As wildfires raged last October, more than a million northern Californians suffered through blackouts, their electricity cut in order to reduce the likelihood of high winds sparking new conflagrations. In smoke, KR Sridhar smelled opportunity. His company, publicly traded Bloom Energy, sells fuel cells—steel boxes that generate electricity using natural gas. The boxes, which it calls energy servers, emit a nearly pure stream of carbon dioxide, a major greenhouse gas, but they are supposed to make much less of it than traditional power plants and do so without generating lots of smog ingredients like nitrogen oxide and sulfur oxides.
Even better, Bloom’s units get their fuel via underground pipelines unaffected by the Diablo winds that threatened California’s high-voltage wires and led to the power outages that Sridhar considers intolerable in any modern society, let alone in Silicon Valley.
“Every time there is a disaster your power price is going to go up, because somebody has to pay for the damage,” Sridhar says. “That is the catalyst for change.” Bloom is capitalizing on the outages by wooing potential customers in fire-risk zones to protect against grid failure with Bloom-powered “microgrids,” like its 26 so far in California, which carried customers through last year’s blackouts.

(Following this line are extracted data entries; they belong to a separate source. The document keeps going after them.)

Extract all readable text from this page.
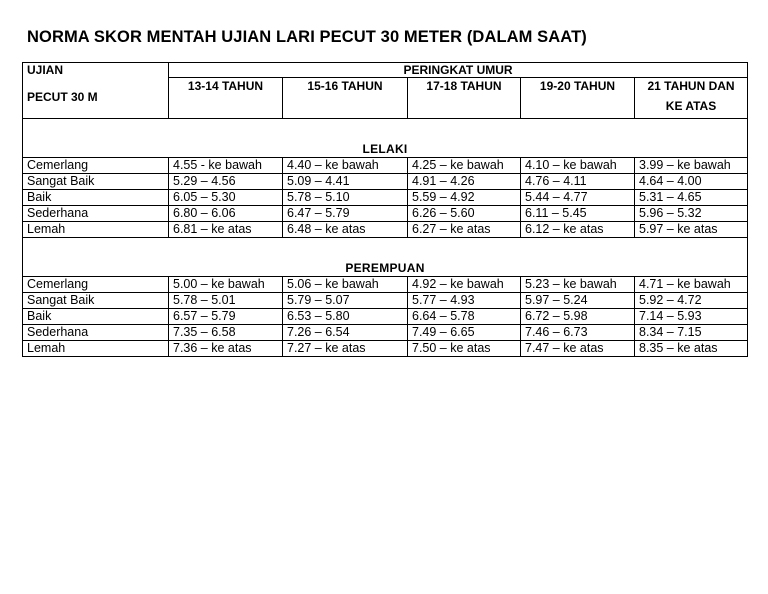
NORMA SKOR MENTAH UJIAN LARI PECUT 30 METER (DALAM SAAT)
UJIAN
PECUT 30 M	PERINGKAT UMUR				
	13-14 TAHUN	15-16 TAHUN	17-18 TAHUN	19-20 TAHUN	21 TAHUN DAN
KE ATAS

LELAKI					
Cemerlang	4.55 - ke bawah	4.40 – ke bawah	4.25 – ke bawah	4.10 – ke bawah	3.99 – ke bawah
Sangat Baik	5.29 – 4.56	5.09 – 4.41	4.91 – 4.26	4.76 – 4.11	4.64 – 4.00
Baik	6.05 – 5.30	5.78 – 5.10	5.59 – 4.92	5.44 – 4.77	5.31 – 4.65
Sederhana	6.80 – 6.06	6.47 – 5.79	6.26 – 5.60	6.11 – 5.45	5.96 – 5.32
Lemah	6.81 – ke atas	6.48 – ke atas	6.27 – ke atas	6.12 – ke atas	5.97 – ke atas
PEREMPUAN					
Cemerlang	5.00 – ke bawah	5.06 – ke bawah	4.92 – ke bawah	5.23 – ke bawah	4.71 – ke bawah
Sangat Baik	5.78 – 5.01	5.79 – 5.07	5.77 – 4.93	5.97 – 5.24	5.92 – 4.72
Baik	6.57 – 5.79	6.53 – 5.80	6.64 – 5.78	6.72 – 5.98	7.14 – 5.93
Sederhana	7.35 – 6.58	7.26 – 6.54	7.49 – 6.65	7.46 – 6.73	8.34 – 7.15
Lemah	7.36 – ke atas	7.27 – ke atas	7.50 – ke atas	7.47 – ke atas	8.35 – ke atas
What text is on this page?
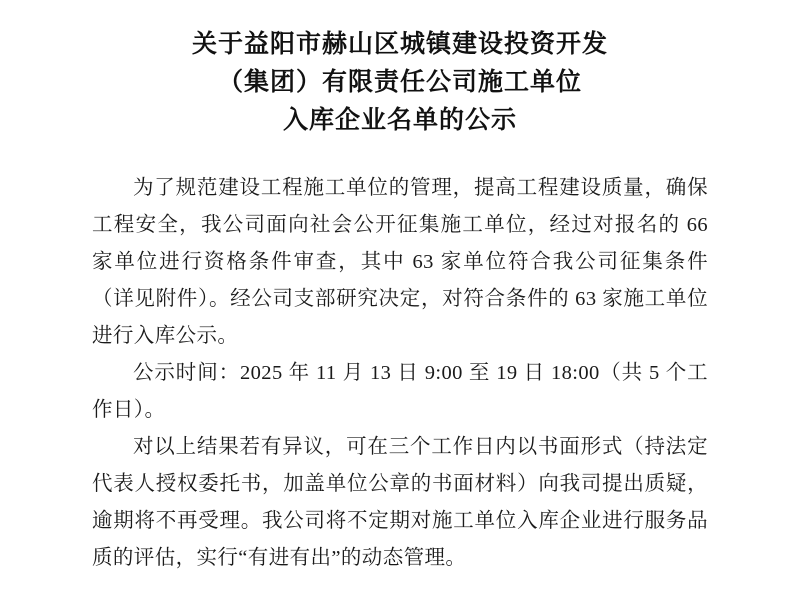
关于益阳市赫山区城镇建设投资开发
（集团）有限责任公司施工单位
入库企业名单的公示

为了规范建设工程施工单位的管理，提高工程建设质量，确保工程安全，我公司面向社会公开征集施工单位，经过对报名的 66 家单位进行资格条件审查，其中 63 家单位符合我公司征集条件（详见附件）。经公司支部研究决定，对符合条件的 63 家施工单位进行入库公示。

公示时间：2025 年 11 月 13 日 9:00 至 19 日 18:00（共 5 个工作日）。

对以上结果若有异议，可在三个工作日内以书面形式（持法定代表人授权委托书，加盖单位公章的书面材料）向我司提出质疑，逾期将不再受理。我公司将不定期对施工单位入库企业进行服务品质的评估，实行“有进有出”的动态管理。
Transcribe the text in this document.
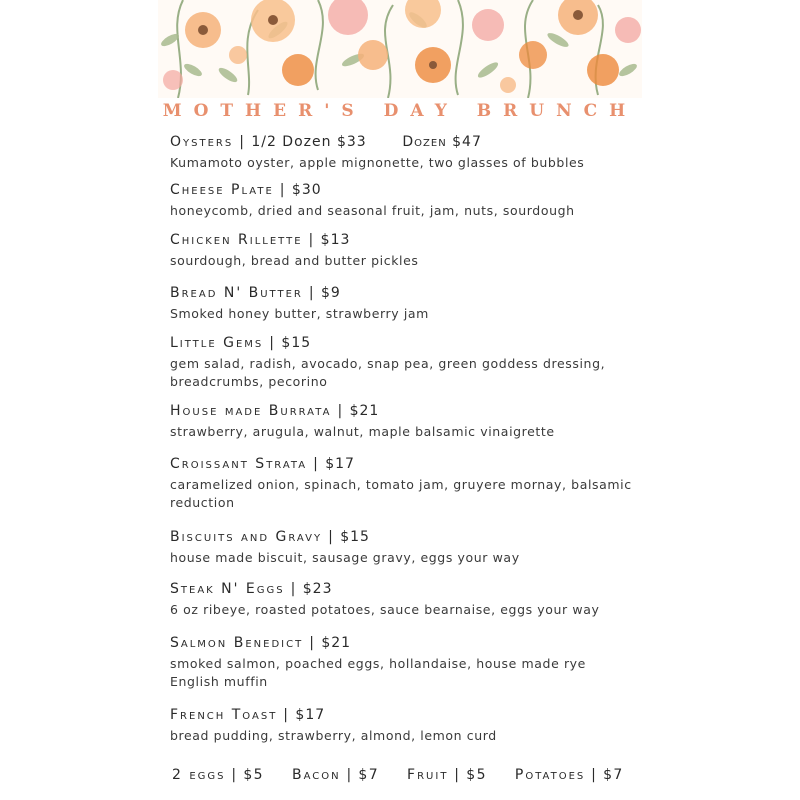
MOTHER'S DAY BRUNCH
Oysters | 1/2 Dozen $33	Dozen $47
Kumamoto oyster, apple mignonette, two glasses of bubbles
Cheese Plate | $30
honeycomb, dried and seasonal fruit, jam, nuts, sourdough
Chicken Rillette | $13
sourdough, bread and butter pickles
Bread N' Butter | $9
Smoked honey butter, strawberry jam
Little Gems | $15
gem salad, radish, avocado, snap pea, green goddess dressing, breadcrumbs, pecorino
House made Burrata | $21
strawberry, arugula, walnut, maple balsamic vinaigrette
Croissant Strata | $17
caramelized onion, spinach, tomato jam, gruyere mornay, balsamic reduction
Biscuits and Gravy | $15
house made biscuit, sausage gravy, eggs your way
Steak N' Eggs | $23
6 oz ribeye, roasted potatoes, sauce bearnaise, eggs your way
Salmon Benedict | $21
smoked salmon, poached eggs, hollandaise, house made rye English muffin
French Toast | $17
bread pudding, strawberry, almond, lemon curd
2 eggs | $5 Bacon | $7 Fruit | $5 Potatoes | $7
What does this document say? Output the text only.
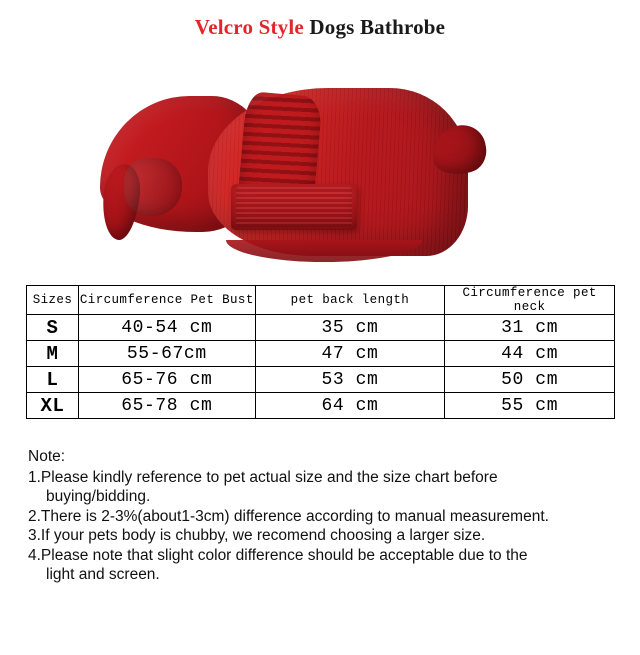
Velcro Style Dogs Bathrobe
Sizes	Circumference Pet Bust	pet back length	Circumference pet neck
S	40-54 cm	35 cm	31 cm
M	55-67cm	47 cm	44 cm
L	65-76 cm	53 cm	50 cm
XL	65-78 cm	64 cm	55 cm
Note:
1.Please kindly reference to pet actual size and the size chart before
buying/bidding.
2.There is 2-3%(about1-3cm) difference according to manual measurement.
3.If your pets body is chubby, we recomend choosing a larger size.
4.Please note that slight color difference should be acceptable due to the
light and screen.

Bloom has never generated a profit, despite at least $1.7 billion of invested capital, some of which was raised on the back of false statements.
Over its 19 years in business, Bloom has installed several thousand of its 15-ton boxes worldwide for big tech companies including Apple, AT&T and Paypal, which are willing to pay up to guarantee 24/7 power for data centers where the cost of downtime is nearly $9,000 per minute. A lot of its customers are in states with the highest power prices and big clean-energy subsidies, like New York, where Home Depot has installed them as backup generators “wherever they make economic sense,” says the chain’s U.S. energy chief, Craig D’Arcy. Bloom boxes have been operating nonstop at Caltech for over a decade, providing nearly 30% of the power to its Pasadena campus. “Having stable power is very important to scientists,” says Caltech facilities director Jim Cowell. “The grid has been disintermediated.”